Help with REGEX

ariela · August 14, 2018, 10:15am

Hi folks,

I have a regex that works:

(?<=“tree”:)(\d*)(?=,)

But this regex matches 8 times, I need to select only the first time, and in another item possibly only the second time.

Any clue how to accomplish that?

Thank you very much for your support

Andrea

rlkoshak · August 14, 2018, 5:02pm

You need to change your regular expression to only include one match. Then in a Rule further parse out the values you want. There is no way to handle multiple matches from a REGEX in OH as far as I know.

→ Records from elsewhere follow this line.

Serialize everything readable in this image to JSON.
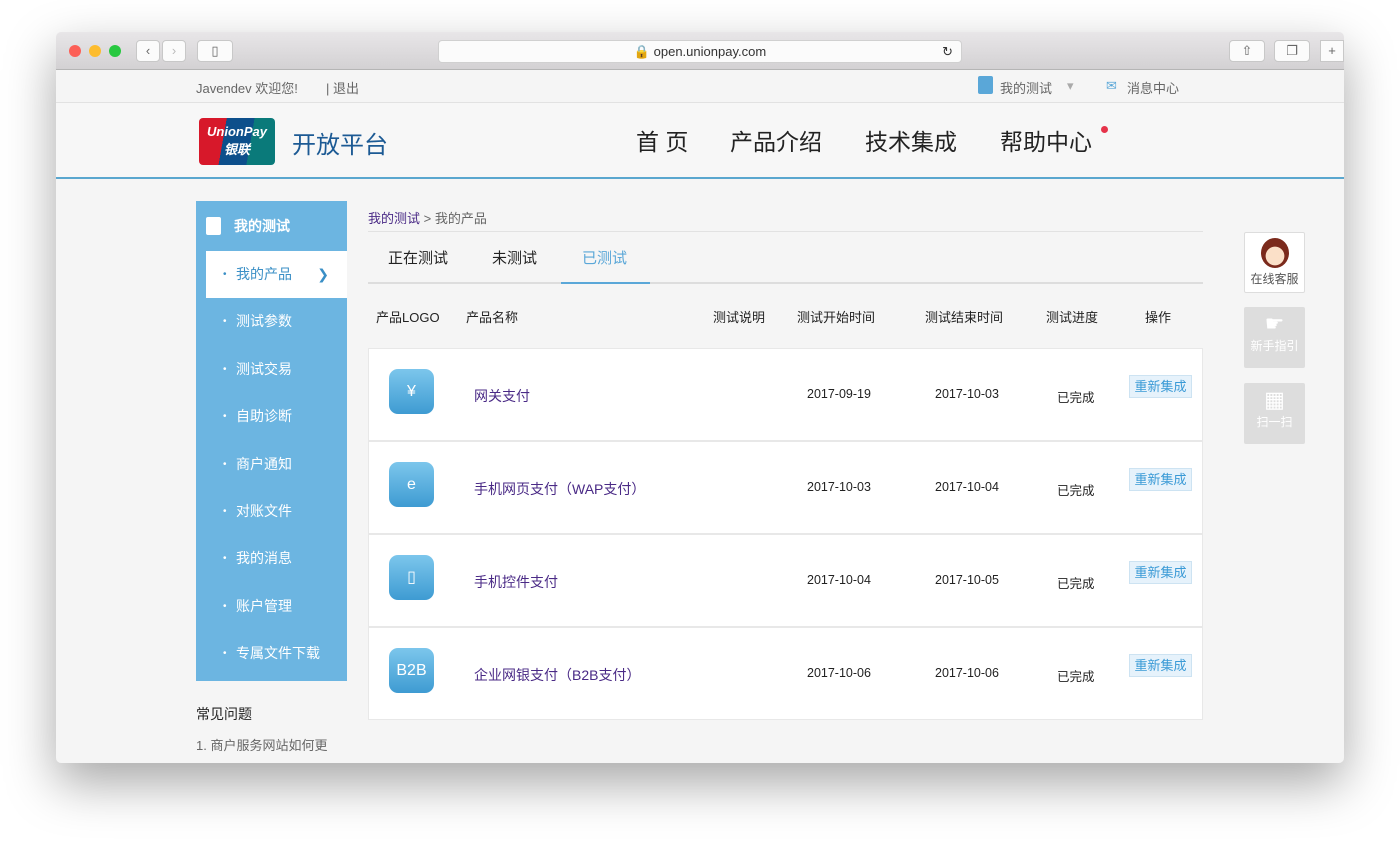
{
  "browser": {
    "url": "open.unionpay.com"
  },
  "topbar": {
    "welcome": "Javendev 欢迎您!",
    "logout": "| 退出",
    "my_test": "我的测试",
    "messages": "消息中心"
  },
  "header": {
    "brand": "开放平台",
    "logo_text": "UnionPay",
    "logo_cn": "银联",
    "nav": [
      "首 页",
      "产品介绍",
      "技术集成",
      "帮助中心"
    ]
  },
  "sidebar": {
    "title": "我的测试",
    "items": [
      "我的产品",
      "测试参数",
      "测试交易",
      "自助诊断",
      "商户通知",
      "对账文件",
      "我的消息",
      "账户管理",
      "专属文件下载"
    ],
    "faq_title": "常见问题",
    "faq_item": "1. 商户服务网站如何更"
  },
  "breadcrumb": {
    "root": "我的测试",
    "sep": ">",
    "current": "我的产品"
  },
  "tabs": [
    "正在测试",
    "未测试",
    "已测试"
  ],
  "table": {
    "headers": [
      "产品LOGO",
      "产品名称",
      "测试说明",
      "测试开始时间",
      "测试结束时间",
      "测试进度",
      "操作"
    ],
    "rows": [
      {
        "logo": "¥",
        "name": "网关支付",
        "start": "2017-09-19",
        "end": "2017-10-03",
        "status": "已完成",
        "action": "重新集成"
      },
      {
        "logo": "e",
        "name": "手机网页支付（WAP支付）",
        "start": "2017-10-03",
        "end": "2017-10-04",
        "status": "已完成",
        "action": "重新集成"
      },
      {
        "logo": "▯",
        "name": "手机控件支付",
        "start": "2017-10-04",
        "end": "2017-10-05",
        "status": "已完成",
        "action": "重新集成"
      },
      {
        "logo": "B2B",
        "name": "企业网银支付（B2B支付）",
        "start": "2017-10-06",
        "end": "2017-10-06",
        "status": "已完成",
        "action": "重新集成"
      }
    ]
  },
  "float": {
    "service": "在线客服",
    "guide": "新手指引",
    "scan": "扫一扫"
  }
}
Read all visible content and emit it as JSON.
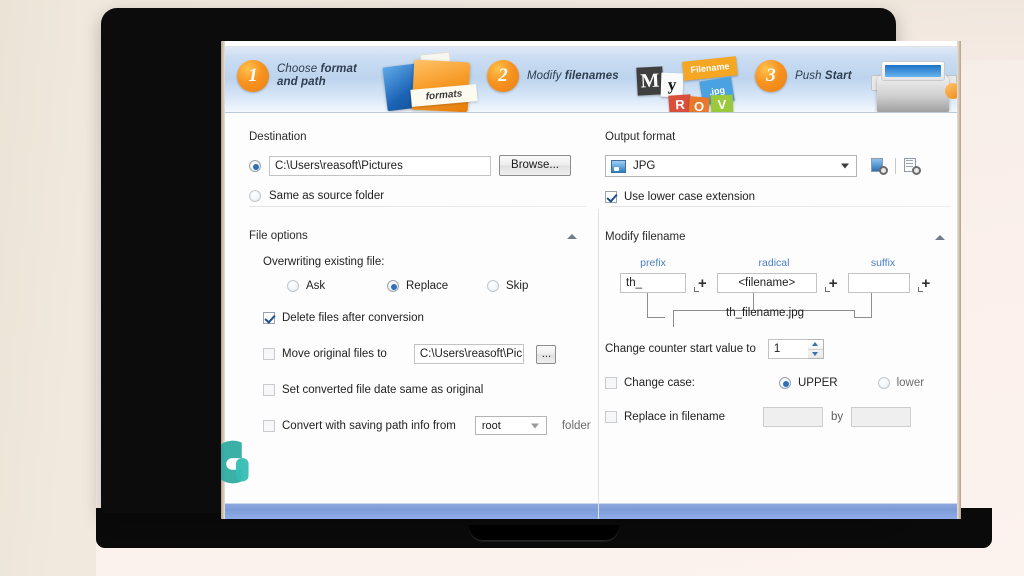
{
  "banner": {
    "steps": [
      {
        "num": "1",
        "line1": "Choose format",
        "line2": "and path"
      },
      {
        "num": "2",
        "line1": "Modify",
        "line2": "filenames"
      },
      {
        "num": "3",
        "line1": "Push",
        "line2": "Start"
      }
    ],
    "art": {
      "folder_label": "formats",
      "tiles": [
        "M",
        "y",
        "Filename",
        ".jpg",
        "R",
        "O",
        "V"
      ]
    }
  },
  "destination": {
    "title": "Destination",
    "path_value": "C:\\Users\\reasoft\\Pictures",
    "path_selected": true,
    "browse_label": "Browse...",
    "same_as_source_label": "Same as source folder",
    "same_as_source_selected": false
  },
  "output_format": {
    "title": "Output format",
    "selected": "JPG",
    "format_icon": "image-format-icon",
    "settings_icon": "image-settings-icon",
    "doc_settings_icon": "document-settings-icon",
    "lowercase_label": "Use lower case extension",
    "lowercase_checked": true
  },
  "file_options": {
    "title": "File options",
    "overwrite_label": "Overwriting existing file:",
    "overwrite_options": [
      {
        "label": "Ask",
        "selected": false
      },
      {
        "label": "Replace",
        "selected": true
      },
      {
        "label": "Skip",
        "selected": false
      }
    ],
    "delete_after_label": "Delete files after conversion",
    "delete_after_checked": true,
    "move_original_label": "Move original files to",
    "move_original_checked": false,
    "move_original_path": "C:\\Users\\reasoft\\Pic",
    "browse_ellipsis": "...",
    "set_date_label": "Set converted file date same as original",
    "set_date_checked": false,
    "save_path_label": "Convert with saving path info from",
    "save_path_checked": false,
    "save_path_value": "root",
    "save_path_suffix": "folder"
  },
  "modify_filename": {
    "title": "Modify filename",
    "headers": {
      "prefix": "prefix",
      "radical": "radical",
      "suffix": "suffix"
    },
    "prefix_value": "th_",
    "radical_value": "<filename>",
    "suffix_value": "",
    "plus": "+",
    "preview": "th_filename.jpg",
    "counter_label": "Change counter start value to",
    "counter_value": "1",
    "change_case_label": "Change case:",
    "change_case_checked": false,
    "case_upper_label": "UPPER",
    "case_upper_selected": true,
    "case_lower_label": "lower",
    "case_lower_selected": false,
    "replace_label": "Replace in filename",
    "replace_checked": false,
    "replace_from": "",
    "replace_by_label": "by",
    "replace_to": ""
  },
  "colors": {
    "accent_orange": "#f79321",
    "accent_blue": "#4a7fc1",
    "banner_blue": "#bdd4ee",
    "statusbar_blue": "#8ba7dd",
    "watermark_teal": "#2aa9a0"
  }
}
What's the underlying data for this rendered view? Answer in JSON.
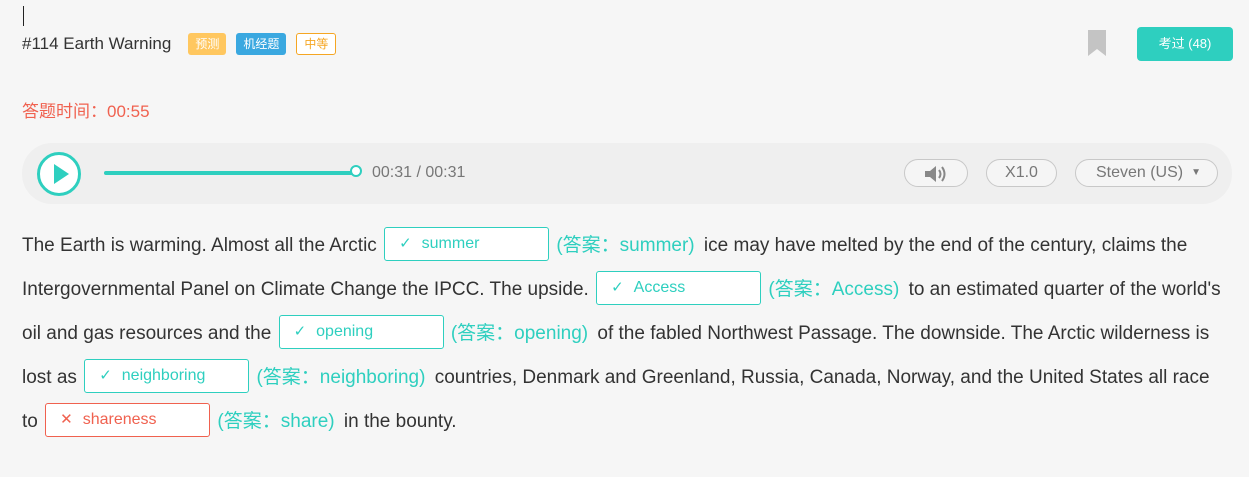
{
  "header": {
    "title": "#114 Earth Warning",
    "tags": [
      "预测",
      "机经题",
      "中等"
    ],
    "passed_button": "考过 (48)"
  },
  "timer": "答题时间：00:55",
  "player": {
    "time": "00:31 / 00:31",
    "progress": 1.0,
    "speed": "X1.0",
    "voice": "Steven (US)"
  },
  "passage": {
    "t0": "The Earth is warming. Almost all the Arctic",
    "b1": {
      "value": "summer",
      "answer": "(答案：summer)",
      "correct": true
    },
    "t1": "ice may have melted by the end of the century, claims the Intergovernmental Panel on Climate Change the IPCC. The upside.",
    "b2": {
      "value": "Access",
      "answer": "(答案：Access)",
      "correct": true
    },
    "t2": "to an estimated quarter of the world's oil and gas resources and the",
    "b3": {
      "value": "opening",
      "answer": "(答案：opening)",
      "correct": true
    },
    "t3": "of the fabled Northwest Passage. The downside. The Arctic wilderness is lost as",
    "b4": {
      "value": "neighboring",
      "answer": "(答案：neighboring)",
      "correct": true
    },
    "t4": "countries, Denmark and Greenland, Russia, Canada, Norway, and the United States all race to",
    "b5": {
      "value": "shareness",
      "answer": "(答案：share)",
      "correct": false
    },
    "t5": "in the bounty."
  },
  "icons": {
    "check": "✓",
    "cross": "✕",
    "bookmark": "bookmark-icon",
    "play": "play-icon",
    "volume": "speaker-icon",
    "dropdown": "caret-down-icon"
  },
  "colors": {
    "accent": "#2ecfbf",
    "error": "#f0614f",
    "tag_yellow": "#ffc75f",
    "tag_blue": "#3aa8e0",
    "tag_orange": "#f5a623"
  }
}
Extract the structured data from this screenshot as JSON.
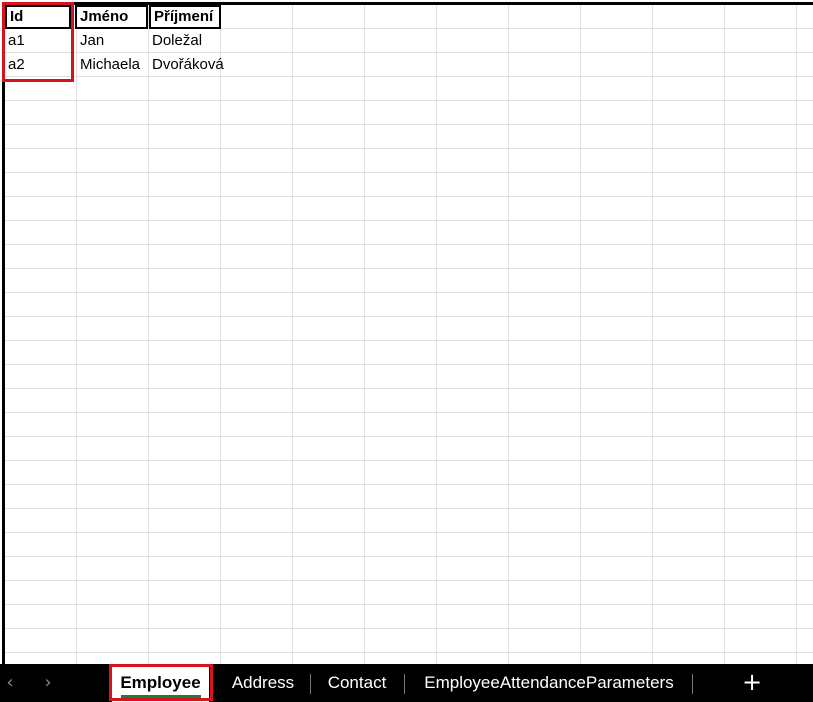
{
  "sheet": {
    "headers": [
      "Id",
      "Jméno",
      "Příjmení"
    ],
    "rows": [
      [
        "a1",
        "Jan",
        "Doležal"
      ],
      [
        "a2",
        "Michaela",
        "Dvořáková"
      ]
    ]
  },
  "tabs": {
    "prev_icon": "‹",
    "next_icon": "›",
    "items": [
      "Employee",
      "Address",
      "Contact",
      "EmployeeAttendanceParameters"
    ],
    "active": "Employee",
    "add_icon": "+"
  },
  "colors": {
    "highlight": "#d6141b",
    "active_tab_underline": "#1e7b3c",
    "gridline": "#e1e1e1"
  }
}
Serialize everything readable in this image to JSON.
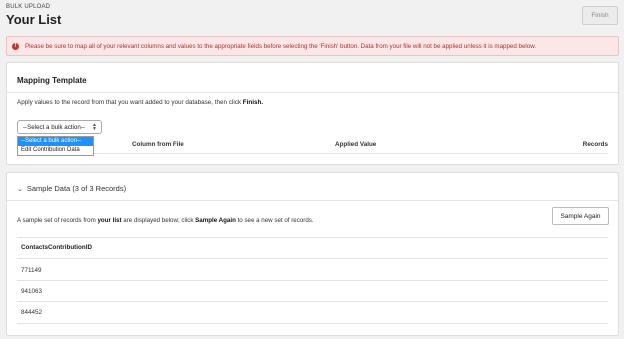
{
  "header": {
    "breadcrumb": "BULK UPLOAD",
    "title": "Your List",
    "finish_label": "Finish"
  },
  "alert": {
    "icon": "exclamation-icon",
    "text": "Please be sure to map all of your relevant columns and values to the appropriate fields before selecting the 'Finish' button. Data from your file will not be applied unless it is mapped below."
  },
  "mapping": {
    "title": "Mapping Template",
    "instruction_prefix": "Apply values to the record from that you want added to your database, then click ",
    "instruction_bold": "Finish.",
    "select_value": "--Select a bulk action--",
    "dropdown_options": [
      "--Select a bulk action--",
      "Edit Contribution Data"
    ],
    "columns": [
      "Column from File",
      "Applied Value",
      "Records"
    ]
  },
  "sample": {
    "toggle_label": "Sample Data (3 of 3 Records)",
    "instr_a": "A sample set of records from ",
    "instr_b": "your list",
    "instr_c": " are displayed below; click ",
    "instr_d": "Sample Again",
    "instr_e": " to see a new set of records.",
    "button_label": "Sample Again",
    "column_header": "ContactsContributionID",
    "rows": [
      "771149",
      "941063",
      "844452"
    ]
  },
  "colors": {
    "alert_text": "#b23131",
    "alert_bg": "#fbe7e7",
    "selected_option": "#1e90ff"
  }
}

ariela · August 14, 2018, 5:56pm

Mmmm … that’s not possible right? Struggling in multiple ways

rlkoshak · August 14, 2018, 6:02pm

I don’t know what your text looks like but it is always possible. Your REGEX has three matches defined (each set of parens defines a separate match). But lest say you wanted to match all the “tree”:1234 type entries, assuming they are all next to each other. Then you would use a regex similar to .*(["tree":\d*\s*]+).* which will match “tree”: followed by zero or more digits followed by zero or more white space characters, one or more times and return it all as one String.

Then you need to parse the String to extract the individual Items.

Again, you don’t show the original data, but this looks like it could be JSON formatted in which case JSONPATH would be a better choice.

ariela · August 14, 2018, 6:23pm

This is the original data:

view-source:https://weather.com/forecast/allergy/l/ITXX0042:1:it:
trying to collect info about pollen forecast … data json formatted but in html file so no way to collect this via JSONPATH, right?

ariela · August 15, 2018, 1:24pm

Mmm this regex

(?<=“tree”:)(\d*)(?=,)

is ok via regex101, but not accepted by openhab.

rlkoshak · August 15, 2018, 2:21pm

As I said above, OH cannot handle multiple matches. You have a minimum of three matches in the REGEX. Each ( ) defines a new match.

OH can only handle a REGEX that returns one match.

With that REGEX you will get multiple matches.

404 Not Found

When I browse to the allergy forecast for my area the source of the web page is a bunch of java script imports. I’m not getting any actual data.

ariela · August 15, 2018, 2:23pm

Sorry I’ve pasted the source page.

Try this:

rlkoshak · August 15, 2018, 2:54pm

I’m still just seeing a bunch of javascript. And I’m not super great at regular expressions. I pasted the body of that page into a regex tester and your regular expression returns nothing.

I assume you are trying to match the values in this area:

The following matches that section of the HTML.

[.|\n|\r]*\{"id":"[\d|\.|,]+","vt1pollenforecast":\[(.*\]}}).*

Not there is only one set of () in the regex. The stuff matches in that () is what gets returned to OH.

The part highlighted in green is what will be returned to OH by this expression.

Then you need to write a Rule to extract the tree values from that String and deal with them as desired.

What would be easiest would be to expand the regular expression to match the full JSON text for the forecast, not just the vt1pollenforecast part and then you can use JSONPATH in your Rule to extract the values you need.